Die Emmausgeschichte ist der "Rote Faden" dieses Einführungskurses. Dabei geht es aber nicht nur um geistliche Aspekte der Sterbebegleitung. Psychologische Probleme und ganz praktische Fragen werden besprochen, die eigene Auseinandersetzung mit dem Tod und das Klima in der Lerngruppe sind Thema, Lektüre von Fachliteratur und Rollenspiele stehen auf dem Programm. In einer Praktikumsphase begleiten die Teilnehmerinnen des Kurses über sechs bis neun Monate einen schwerkranken Menschen. Einmal pro Monat trifft sich die Gruppe zum Austausch und zur Aufarbeitung der Erlebnisse. Dann folgen nochmals acht Abende oder drei Abende plus Wochenende, die der Auswertung und geistlichen Vertiefung der Erfahrungen dienen. Ziel ist nicht nur eine gediegene Kurzausbildung zur Laienseelsorge, sondern zugleich die Möglichkeit, im geschützten Raum einer Gruppe mit persönlichen Glaubens-, Lebens- und Sterbefragen weiterzukommen.

Die Gruppe aus der evangelischen Gemeinde in Berg berichtet, daß die Teilnehmerinnen alle hochmotiviert waren, weil sie durchweg schon einmal ein sterbendes Familienmitglied gepflegt haben. Witwen mit langer Pflegeerfahrung sagen, der Kurs helfe ihnen, das Erlebte zu verarbeiten.

Eine Kursteilnehmerin aus Lemgo erzählt, daß ihr Vater während der Kurszeit gestorben ist. Dabei sei die Gruppe zur Stütze geworden: "Man konnte sprechen; man fühlte sich geborgen. Ich habe mich nicht alleingelassen gefühlt.
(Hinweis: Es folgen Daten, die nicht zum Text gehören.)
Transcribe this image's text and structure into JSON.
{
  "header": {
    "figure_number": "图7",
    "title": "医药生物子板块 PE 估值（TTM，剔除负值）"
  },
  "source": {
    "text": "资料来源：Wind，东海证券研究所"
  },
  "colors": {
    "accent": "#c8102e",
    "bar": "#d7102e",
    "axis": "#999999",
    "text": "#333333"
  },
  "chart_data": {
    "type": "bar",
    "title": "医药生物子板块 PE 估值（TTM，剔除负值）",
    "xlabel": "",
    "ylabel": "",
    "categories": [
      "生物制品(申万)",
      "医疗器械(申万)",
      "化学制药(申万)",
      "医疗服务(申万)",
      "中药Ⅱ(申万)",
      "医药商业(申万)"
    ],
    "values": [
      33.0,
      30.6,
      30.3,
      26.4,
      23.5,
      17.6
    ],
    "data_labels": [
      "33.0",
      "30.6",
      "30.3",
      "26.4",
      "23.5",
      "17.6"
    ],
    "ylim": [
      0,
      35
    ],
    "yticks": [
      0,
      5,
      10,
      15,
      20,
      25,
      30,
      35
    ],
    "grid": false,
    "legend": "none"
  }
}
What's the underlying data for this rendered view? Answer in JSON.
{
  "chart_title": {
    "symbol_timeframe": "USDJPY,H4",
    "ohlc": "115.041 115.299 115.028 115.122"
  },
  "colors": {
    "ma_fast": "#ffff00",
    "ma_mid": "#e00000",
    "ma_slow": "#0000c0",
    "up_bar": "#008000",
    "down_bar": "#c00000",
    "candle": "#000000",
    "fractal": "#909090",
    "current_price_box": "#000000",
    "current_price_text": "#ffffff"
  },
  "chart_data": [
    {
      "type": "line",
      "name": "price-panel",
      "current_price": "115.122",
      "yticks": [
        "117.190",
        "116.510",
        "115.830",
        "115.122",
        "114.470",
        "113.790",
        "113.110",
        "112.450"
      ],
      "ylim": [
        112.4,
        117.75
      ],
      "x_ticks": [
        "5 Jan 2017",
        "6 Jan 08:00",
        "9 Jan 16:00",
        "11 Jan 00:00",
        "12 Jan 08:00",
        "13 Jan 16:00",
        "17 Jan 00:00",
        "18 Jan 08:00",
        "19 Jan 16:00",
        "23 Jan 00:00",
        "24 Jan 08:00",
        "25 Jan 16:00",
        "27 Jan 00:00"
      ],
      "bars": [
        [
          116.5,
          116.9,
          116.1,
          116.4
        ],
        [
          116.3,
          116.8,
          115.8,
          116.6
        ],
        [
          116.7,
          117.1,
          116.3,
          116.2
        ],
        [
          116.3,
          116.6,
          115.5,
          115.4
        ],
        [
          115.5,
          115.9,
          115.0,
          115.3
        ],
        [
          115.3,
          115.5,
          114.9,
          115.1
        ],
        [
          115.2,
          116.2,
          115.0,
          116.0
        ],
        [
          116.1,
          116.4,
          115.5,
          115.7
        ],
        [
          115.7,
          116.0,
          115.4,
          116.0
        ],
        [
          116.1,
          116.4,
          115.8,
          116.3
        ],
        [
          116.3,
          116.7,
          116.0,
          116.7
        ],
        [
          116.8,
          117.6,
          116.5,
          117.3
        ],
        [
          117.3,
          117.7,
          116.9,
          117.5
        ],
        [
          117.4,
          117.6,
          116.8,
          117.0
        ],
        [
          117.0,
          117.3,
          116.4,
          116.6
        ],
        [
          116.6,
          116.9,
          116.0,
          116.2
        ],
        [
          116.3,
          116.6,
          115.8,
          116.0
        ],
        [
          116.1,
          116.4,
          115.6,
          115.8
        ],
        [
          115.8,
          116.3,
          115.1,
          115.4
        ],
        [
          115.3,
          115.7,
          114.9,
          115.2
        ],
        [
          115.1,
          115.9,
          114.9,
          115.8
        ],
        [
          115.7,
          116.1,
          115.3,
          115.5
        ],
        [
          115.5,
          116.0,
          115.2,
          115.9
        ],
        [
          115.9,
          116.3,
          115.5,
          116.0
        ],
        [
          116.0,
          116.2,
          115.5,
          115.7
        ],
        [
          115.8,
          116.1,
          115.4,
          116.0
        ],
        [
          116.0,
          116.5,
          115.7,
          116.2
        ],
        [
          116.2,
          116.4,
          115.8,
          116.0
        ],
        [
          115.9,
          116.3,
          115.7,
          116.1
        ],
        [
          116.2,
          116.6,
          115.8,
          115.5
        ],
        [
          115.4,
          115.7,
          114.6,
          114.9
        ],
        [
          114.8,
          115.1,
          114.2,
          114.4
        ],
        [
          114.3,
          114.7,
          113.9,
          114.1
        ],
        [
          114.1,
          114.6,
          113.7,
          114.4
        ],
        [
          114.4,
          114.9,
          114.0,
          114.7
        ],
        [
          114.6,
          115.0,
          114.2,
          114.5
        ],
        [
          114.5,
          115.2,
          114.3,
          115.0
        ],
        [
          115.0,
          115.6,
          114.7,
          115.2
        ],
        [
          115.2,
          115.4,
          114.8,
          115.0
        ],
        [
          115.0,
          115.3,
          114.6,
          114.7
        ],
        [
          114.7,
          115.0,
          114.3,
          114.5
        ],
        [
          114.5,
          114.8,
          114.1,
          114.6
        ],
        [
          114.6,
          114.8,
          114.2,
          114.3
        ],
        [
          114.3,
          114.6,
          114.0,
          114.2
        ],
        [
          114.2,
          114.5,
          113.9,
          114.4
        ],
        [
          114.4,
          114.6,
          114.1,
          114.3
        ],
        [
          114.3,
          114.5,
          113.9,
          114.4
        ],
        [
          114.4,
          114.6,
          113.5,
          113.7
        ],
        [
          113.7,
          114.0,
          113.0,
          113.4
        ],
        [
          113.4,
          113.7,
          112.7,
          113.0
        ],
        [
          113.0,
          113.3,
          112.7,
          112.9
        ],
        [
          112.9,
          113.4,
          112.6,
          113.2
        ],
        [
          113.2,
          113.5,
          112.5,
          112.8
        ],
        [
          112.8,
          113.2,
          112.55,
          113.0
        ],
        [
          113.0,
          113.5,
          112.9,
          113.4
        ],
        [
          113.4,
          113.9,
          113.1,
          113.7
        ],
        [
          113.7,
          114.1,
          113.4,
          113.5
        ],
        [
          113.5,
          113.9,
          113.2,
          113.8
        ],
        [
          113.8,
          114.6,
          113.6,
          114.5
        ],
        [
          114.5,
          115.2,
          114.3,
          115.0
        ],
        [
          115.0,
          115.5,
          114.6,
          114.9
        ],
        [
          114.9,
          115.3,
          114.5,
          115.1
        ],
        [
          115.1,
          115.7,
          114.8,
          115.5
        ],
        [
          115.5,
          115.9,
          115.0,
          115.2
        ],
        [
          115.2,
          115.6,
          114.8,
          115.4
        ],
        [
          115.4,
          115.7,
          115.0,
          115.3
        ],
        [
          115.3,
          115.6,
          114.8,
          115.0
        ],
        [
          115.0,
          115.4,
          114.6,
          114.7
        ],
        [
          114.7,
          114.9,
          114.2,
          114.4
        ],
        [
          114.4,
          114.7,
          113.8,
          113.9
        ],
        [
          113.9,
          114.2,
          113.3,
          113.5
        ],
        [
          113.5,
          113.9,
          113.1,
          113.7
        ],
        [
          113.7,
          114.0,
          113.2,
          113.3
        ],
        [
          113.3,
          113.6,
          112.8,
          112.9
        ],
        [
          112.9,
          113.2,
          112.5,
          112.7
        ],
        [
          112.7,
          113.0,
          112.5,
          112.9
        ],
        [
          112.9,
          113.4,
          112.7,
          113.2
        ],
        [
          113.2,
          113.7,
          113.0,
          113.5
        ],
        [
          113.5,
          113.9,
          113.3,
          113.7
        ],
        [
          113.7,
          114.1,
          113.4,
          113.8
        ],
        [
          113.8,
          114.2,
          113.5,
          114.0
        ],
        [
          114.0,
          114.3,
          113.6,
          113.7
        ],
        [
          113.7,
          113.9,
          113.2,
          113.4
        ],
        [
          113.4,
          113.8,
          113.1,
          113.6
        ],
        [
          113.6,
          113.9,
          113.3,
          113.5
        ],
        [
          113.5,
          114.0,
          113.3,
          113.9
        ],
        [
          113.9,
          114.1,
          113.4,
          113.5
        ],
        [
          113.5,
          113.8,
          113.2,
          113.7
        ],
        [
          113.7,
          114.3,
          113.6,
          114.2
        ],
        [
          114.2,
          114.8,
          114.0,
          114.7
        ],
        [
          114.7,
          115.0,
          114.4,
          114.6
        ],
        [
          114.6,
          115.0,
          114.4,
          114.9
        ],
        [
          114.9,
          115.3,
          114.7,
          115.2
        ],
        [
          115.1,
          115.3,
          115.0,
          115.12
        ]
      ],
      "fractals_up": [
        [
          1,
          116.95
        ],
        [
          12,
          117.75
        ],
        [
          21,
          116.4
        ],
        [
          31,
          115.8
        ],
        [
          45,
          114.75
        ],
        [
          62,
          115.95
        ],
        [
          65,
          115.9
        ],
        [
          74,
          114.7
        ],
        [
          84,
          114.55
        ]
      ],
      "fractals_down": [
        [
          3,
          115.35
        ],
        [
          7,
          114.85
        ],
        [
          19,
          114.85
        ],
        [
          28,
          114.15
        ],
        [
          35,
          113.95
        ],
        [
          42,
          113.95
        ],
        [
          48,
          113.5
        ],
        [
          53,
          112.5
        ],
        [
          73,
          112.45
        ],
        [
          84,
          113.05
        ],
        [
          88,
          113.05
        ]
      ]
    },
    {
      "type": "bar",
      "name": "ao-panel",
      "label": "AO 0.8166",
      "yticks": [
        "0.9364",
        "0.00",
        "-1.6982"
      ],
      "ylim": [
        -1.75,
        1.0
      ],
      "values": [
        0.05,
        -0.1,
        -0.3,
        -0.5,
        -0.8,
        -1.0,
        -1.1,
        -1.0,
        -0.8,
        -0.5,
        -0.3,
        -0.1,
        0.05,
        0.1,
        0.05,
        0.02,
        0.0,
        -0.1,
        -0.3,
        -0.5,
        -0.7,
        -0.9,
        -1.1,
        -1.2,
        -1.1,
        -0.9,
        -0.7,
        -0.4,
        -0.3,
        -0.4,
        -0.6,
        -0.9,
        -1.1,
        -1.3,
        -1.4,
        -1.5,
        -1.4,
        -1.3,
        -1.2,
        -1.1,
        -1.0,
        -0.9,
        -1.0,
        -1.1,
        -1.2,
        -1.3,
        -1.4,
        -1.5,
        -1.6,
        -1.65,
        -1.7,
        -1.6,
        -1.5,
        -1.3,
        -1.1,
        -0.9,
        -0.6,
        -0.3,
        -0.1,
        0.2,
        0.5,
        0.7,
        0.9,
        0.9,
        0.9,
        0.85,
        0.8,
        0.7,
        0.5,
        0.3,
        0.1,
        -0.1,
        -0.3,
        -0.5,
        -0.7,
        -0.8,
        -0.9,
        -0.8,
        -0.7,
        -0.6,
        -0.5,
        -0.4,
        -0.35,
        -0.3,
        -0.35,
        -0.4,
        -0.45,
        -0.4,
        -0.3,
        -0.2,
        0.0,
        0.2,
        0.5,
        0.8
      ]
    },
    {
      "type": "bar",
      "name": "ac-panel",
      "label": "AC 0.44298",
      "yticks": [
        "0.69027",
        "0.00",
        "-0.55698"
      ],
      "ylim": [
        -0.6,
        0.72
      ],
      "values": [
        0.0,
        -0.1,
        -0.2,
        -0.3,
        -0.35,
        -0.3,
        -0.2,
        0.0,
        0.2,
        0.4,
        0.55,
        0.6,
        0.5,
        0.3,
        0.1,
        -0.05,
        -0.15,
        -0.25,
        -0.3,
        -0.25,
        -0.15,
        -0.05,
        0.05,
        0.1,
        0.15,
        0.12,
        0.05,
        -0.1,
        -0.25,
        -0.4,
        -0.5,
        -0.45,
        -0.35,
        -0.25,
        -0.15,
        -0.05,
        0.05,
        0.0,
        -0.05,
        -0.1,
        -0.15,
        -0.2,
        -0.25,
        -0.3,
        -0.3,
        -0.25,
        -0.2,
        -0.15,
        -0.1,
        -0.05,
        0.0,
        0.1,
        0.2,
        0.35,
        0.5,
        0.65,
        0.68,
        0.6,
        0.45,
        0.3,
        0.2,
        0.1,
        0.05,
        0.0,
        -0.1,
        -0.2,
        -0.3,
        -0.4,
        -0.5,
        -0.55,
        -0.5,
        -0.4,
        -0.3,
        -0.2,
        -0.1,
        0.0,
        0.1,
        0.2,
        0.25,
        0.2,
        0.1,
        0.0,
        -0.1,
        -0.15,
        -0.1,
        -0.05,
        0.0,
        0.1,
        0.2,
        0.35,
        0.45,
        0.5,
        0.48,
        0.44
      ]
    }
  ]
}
Wenn ich nicht weiterkam, bot mir die Gruppe Halt."

In Flensburg wird der Kurs nicht in der Gemeinde durchgeführt, sondern dient als Training und Ausbildung von Hospizhelfern, die sich bereit erklärt haben, nach dem Kurs für die Hospizhilfe zur Verfügung zu stehen. Besonders das Kurshandbuch, das von der Projektentwicklungsgruppe zusammengestellt worden ist, wird von den Flensburgern als "fabelhaft" empfunden.

In Zukunft wird das Gemeindekolleg regelmäßig eine Ausbildung anbieten, die einen Pfarrer (eine Pastorin) und eine Nichttheologin darauf vorbereitet, in einer Gemeinde oder übergemeindlich eine Seelsorgegruppe zur Sterbebegleitung aufzubauen. Der Ruf nach "gemeindenaher Diakonie" ist unüberhörbar. "Sterbende begleiten" bietet ein überzeugendes Konzept an, den Ruf zu hören und auf ihn zu antworten. Noch ist Gelegenheit, sich zum nächsten Training anzumelden. Es findet vom 19.-22. September 1991 im katholischen Exerzitienhaus Franziskushof (Schloß Craheim) bei Schweinfurt statt.